For The Best

Here in Cincinnati, one refers to Cincinnati Milacron simply as "the Mill. " That's about two parts familiarity and one part fondness for a company that has been successfully making machine tools here for over a century.

Columns From: 10/1/1998 Modern Machine Shop, ,

Here in Cincinnati, one refers to Cincinnati Milacron simply as "the Mill." That's about two parts familiarity and one part fondness for a company that has been successfully making machine tools here for over a century. Go abroad and you'll find no name more symbolic of American machine tools than Cincinnati Milacron.

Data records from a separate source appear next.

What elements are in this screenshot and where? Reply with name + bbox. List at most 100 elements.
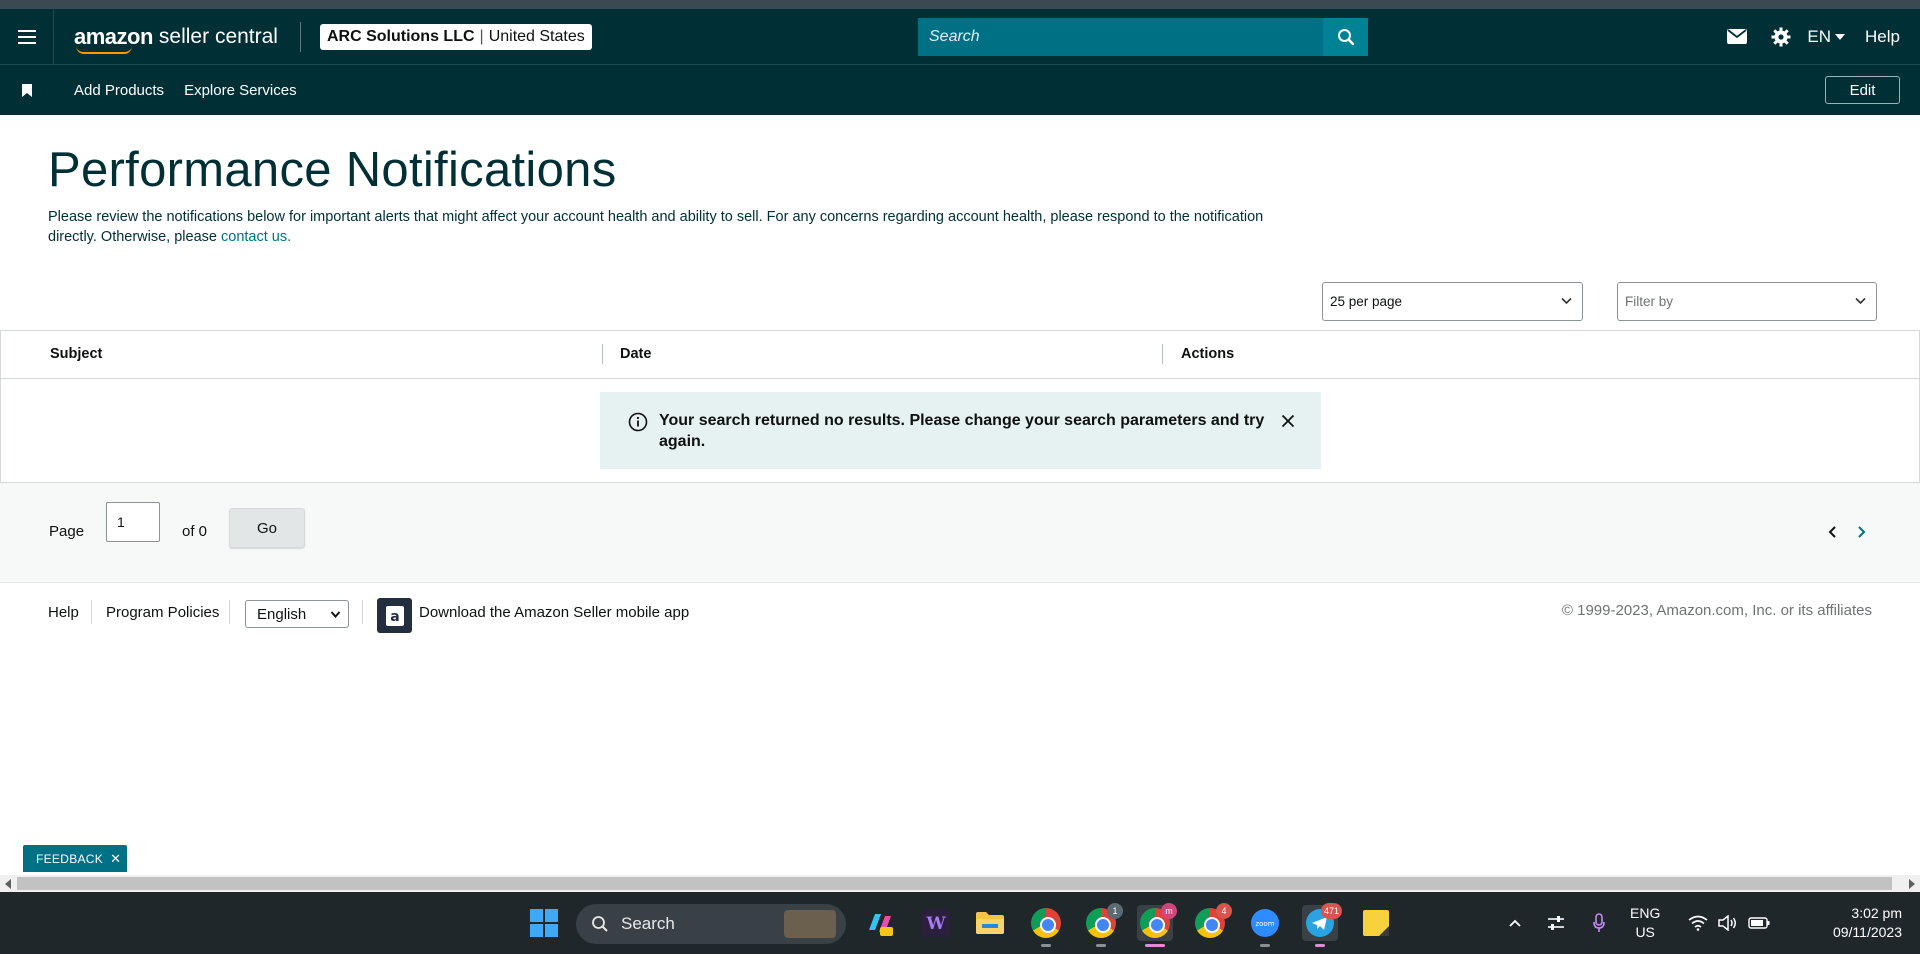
- taskbar-search-label: Search: [621, 914, 675, 933]
- language-code: EN: [1807, 26, 1832, 46]
- copyright-text: © 1999-2023, Amazon.com, Inc. or its aff…: [1561, 602, 1872, 619]
- per-page-select[interactable]: 25 per page: [1322, 282, 1583, 321]
- horizontal-scrollbar[interactable]: [0, 875, 1920, 892]
- taskbar-chrome-1[interactable]: [1028, 905, 1064, 947]
- taskbar-copilot[interactable]: [862, 905, 898, 941]
- seller-central-logo[interactable]: amazon seller central: [74, 22, 278, 54]
- page-title: Performance Notifications: [48, 143, 617, 197]
- bookmark-add-products[interactable]: Add Products: [74, 82, 164, 99]
- previous-page-icon[interactable]: [1827, 525, 1839, 539]
- taskbar-chrome-2[interactable]: 1: [1083, 903, 1123, 947]
- pagination-bar: Page of 0 Go: [0, 483, 1920, 583]
- page-label: Page: [49, 523, 85, 540]
- running-indicator: [1041, 944, 1051, 947]
- chrome-badge: 1: [1107, 903, 1123, 919]
- folder-icon: [976, 912, 1004, 934]
- filter-by-placeholder: Filter by: [1625, 294, 1674, 309]
- footer-divider: [229, 600, 230, 624]
- input-language[interactable]: ENG US: [1630, 904, 1660, 942]
- search-icon: [592, 916, 608, 932]
- close-icon[interactable]: ✕: [110, 851, 121, 867]
- footer-divider: [362, 600, 363, 624]
- start-button[interactable]: [526, 905, 562, 941]
- copilot-icon: [869, 914, 893, 936]
- top-navbar: amazon seller central ARC Solutions LLC …: [0, 9, 1920, 64]
- footer-help-link[interactable]: Help: [48, 604, 79, 621]
- account-switcher[interactable]: ARC Solutions LLC | United States: [319, 23, 592, 50]
- chevron-down-icon: [330, 611, 341, 619]
- close-icon[interactable]: [1281, 414, 1295, 428]
- taskbar-sticky-notes[interactable]: [1358, 905, 1394, 941]
- search-input[interactable]: [918, 18, 1323, 56]
- column-date[interactable]: Date: [620, 346, 651, 362]
- page-footer: Help Program Policies English a Download…: [0, 584, 1920, 644]
- bookmark-button[interactable]: [0, 83, 54, 97]
- search-button[interactable]: [1323, 18, 1368, 56]
- contact-us-link[interactable]: contact us.: [221, 229, 291, 245]
- column-divider: [1162, 344, 1163, 364]
- taskbar-zoom[interactable]: zoom: [1247, 905, 1283, 947]
- settings-button[interactable]: [1759, 9, 1803, 64]
- chevron-up-icon[interactable]: [1508, 918, 1522, 928]
- language-selector[interactable]: EN: [1807, 26, 1846, 47]
- sliders-icon[interactable]: [1547, 915, 1565, 931]
- filter-by-select[interactable]: Filter by: [1617, 282, 1877, 321]
- taskbar-telegram[interactable]: 471: [1302, 903, 1342, 947]
- footer-language-value: English: [257, 605, 307, 623]
- download-app-link[interactable]: Download the Amazon Seller mobile app: [419, 604, 689, 621]
- amazon-app-icon[interactable]: a: [377, 598, 412, 633]
- microphone-icon[interactable]: [1593, 913, 1605, 933]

Stay home, and you'll find an entire industry of people that has followed this company for years.

So it came as a shock, but little surprise, when Milacron announced that it is selling its machine tool business to Unova. All business indicators have pointed to this eventuality for years. It says much for the Milacron mystique, though, that so many couldn't quite believe that it would ever come to be.

Milacron chairman Dan Meyer calls the sale "bittersweet," explaining that it's difficult to cast off such a central part of one's heritage, but that the move nonetheless is in the best interests of both Milacron and the machine tool business it leaves behind.

I have to agree. Milacron and Unova are companies going in opposite directions. Milacron's plastics business eclipsed machine tools long ago. Then in the last few years the Industrial Products Division—cutting tools, grinding wheels and coolant—became larger as well, leaving machine tools accounting for less than a quarter of the business. There were better places for the company to invest.

Unova, on the other hand, sees the machine tool business as its primary growth path. Already well represented in automotive production, Unova gains a large stake in standard machine tools as well as a strong presence in the aerospace industry. The new firm will be around $2 billion in sales, 60 percent of which is on the machine tool side.

Americans have good reason to be suspicious of machine tool company acquisitions. In the 1980s, the lack of corporate commitment wrecked many of our most venerable builders. But this is different. This is a company that is actually dedicating itself to the machine tool business, and that has just bet a big piece of their future on it. To stay competitive in this business, you have to love machine tools. Thankfully, there are still companies that do, and that have the resources to stick around for the long haul.

Maybe it's not quite going to be the Mill anymore. It's hard to say. But this new company is going to be among the world's most powerful machine tool builders, and we're awfully glad to see it here.